Desde a criação da Funai, em 1967, a lei concede o poder policial para agentes, no entanto, esse artifício não foi acionado até o momento.
Hoje, com a publicação deste decreto será permitido aos agentes:
A interdição ou restrição do acesso de terceiros a terras indígenas por prazo determinado;
A geração de notificação de medida cautelar em caso de infração com prazo, sob pena de evoluir para um processo administrativo ou judicial;
Determinação da retirada compulsória de invasores quando houver risco para os povos ou terras indígenas;
Restrição de acesso de terceiros às terras indígenas e áreas em que houver indígenas isolados;
Apreensão e destruição de objetos usados para infrações, em casos específicos.

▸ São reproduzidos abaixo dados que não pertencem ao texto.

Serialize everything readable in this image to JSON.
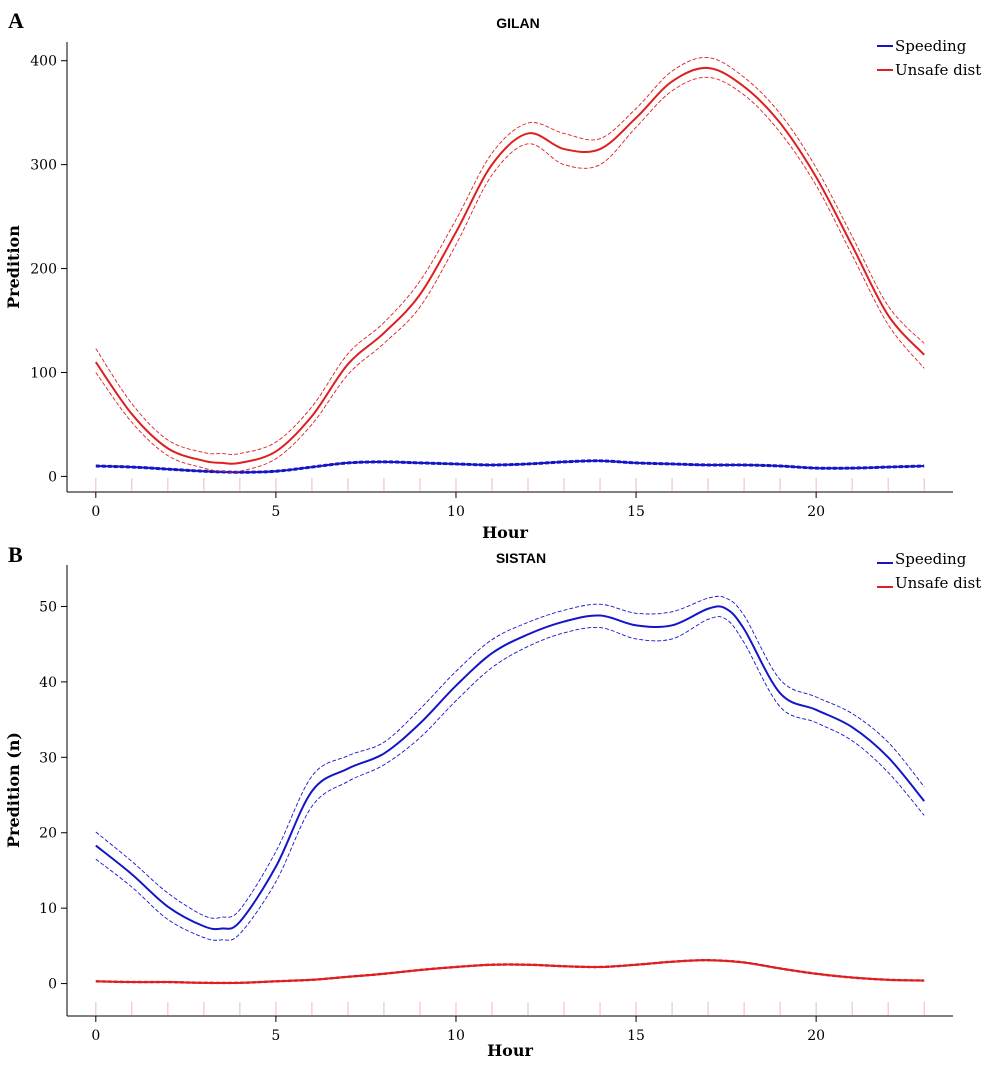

A regulamentação do poder de polícia da Funai voltou a ser pautado com o assassinato do indigenista Bruno Pereira e do jornalista britânico Dom Phillips no Vale do Javari (AM), no ano de 2022.
Em 2023, o último relatório disponibilizado pela Cimi (Conselho Indigenista Missionário) apontou que 208 indígenas foram mortos. Reapresentando 15% a mais do que no ano anterior.
No Congresso, segue em tramite um projeto de lei que visa permitir que os agentes de campo da Funai possuam porte de arma de fogo.